In July of 2011, the plaintiff was injured in a serious motor vehicle crash, and suffered ongoing back problems as a result.  At some point after the crash, the plaintiff suffered a disc herniation when he pulled some wood.  This back herniation caused a loss of income for some period, and it eventually totally resolved.  The trial judge found the herniation (and therefore loss of income) to be caused by the crash, noting medical evidence that the plaintiff’s crash injuries had contributed to the herniation.  That contribution was legally sufficient to establish causation.  The Court of Appeal dismissed the defendant’s argument that the trial judge failed to apply the ‘but for’ test of causation correctly:

[56]         A judge is presumed to know the law and after having stated the law correctly, I see no reason to assume that she forgot it when making her finding of fact.

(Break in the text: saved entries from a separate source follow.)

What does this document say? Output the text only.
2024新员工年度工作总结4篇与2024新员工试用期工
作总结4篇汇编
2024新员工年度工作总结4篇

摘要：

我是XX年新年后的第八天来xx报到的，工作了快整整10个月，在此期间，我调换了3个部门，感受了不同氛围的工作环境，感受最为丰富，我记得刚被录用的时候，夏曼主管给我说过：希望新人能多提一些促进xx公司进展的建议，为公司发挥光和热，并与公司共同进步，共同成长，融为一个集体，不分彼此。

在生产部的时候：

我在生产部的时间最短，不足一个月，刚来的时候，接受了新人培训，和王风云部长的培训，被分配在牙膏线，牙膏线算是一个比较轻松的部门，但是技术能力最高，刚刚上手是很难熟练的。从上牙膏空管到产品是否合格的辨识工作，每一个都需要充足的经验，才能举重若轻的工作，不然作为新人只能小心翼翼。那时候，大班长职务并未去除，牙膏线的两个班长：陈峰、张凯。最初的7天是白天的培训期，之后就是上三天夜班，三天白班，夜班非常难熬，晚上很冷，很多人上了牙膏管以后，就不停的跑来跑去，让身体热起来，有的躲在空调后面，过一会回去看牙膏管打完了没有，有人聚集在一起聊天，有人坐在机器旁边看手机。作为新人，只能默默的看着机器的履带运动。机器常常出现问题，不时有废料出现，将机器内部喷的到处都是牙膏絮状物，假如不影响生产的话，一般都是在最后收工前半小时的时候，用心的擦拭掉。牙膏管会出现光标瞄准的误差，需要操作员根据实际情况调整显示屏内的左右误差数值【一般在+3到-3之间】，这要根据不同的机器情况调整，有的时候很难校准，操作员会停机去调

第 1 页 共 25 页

I see nothing in the reasons to suggest that the trial judge failed to apply a “but for” test of causation premised on the principle that causation is established where one event is necessary (but not necessarily sufficient) to bring about another.

[57]         The appellants, in their reply factum, suggest that causation is not established “if a plaintiff does not prove that a defendant’s negligence was more than one of two or more independently sufficient causes”. The appellants do not provide any authority for that assertion, and I do not understand it to accurately state the law.  Rather, a defendant’s negligence on the “but for” test must be a necessary cause, but it need not, and generally will not be, a sufficient one. As the Supreme Court of Canada stated in Clements v. Clements, 2012 SCC 32:

[8]        The test for showing causation is the “but for” test.  The plaintiff must show on a balance of probabilities that “but for” the defendant’s negligent act, the injury would not have occurred. Inherent in the phrase “but for” is the requirement that the defendant’s negligence was necessary to bring about the injury ― in other words that the injury would not have occurred without the defendant’s negligence.  This is a factual inquiry.  If the plaintiff does not establish this on a balance of probabilities, having regard to all the evidence, her action against the defendant fails.

[9]        The “but for” causation test must be applied in a robust common sense fashion. …

[11]      Where “but for” causation is established by inference only, it is open to the defendant to argue or call evidence that the accident would have happened without the defendant’s negligence, i.e. that the negligence was not a necessary cause of the injury, which was, in any event, inevitable. …

[12]      In some cases, an injury — the loss for which the plaintiff claims compensation — may flow from a number of different negligent acts committed by different actors, each of which is a necessary or “but for” cause of the injury. …

[58]         Here I am satisfied that the judge’s finding was that the motor vehicle accident was a necessary cause (and contributing in that sense) to the disc herniation. I would not accede to this ground of appeal.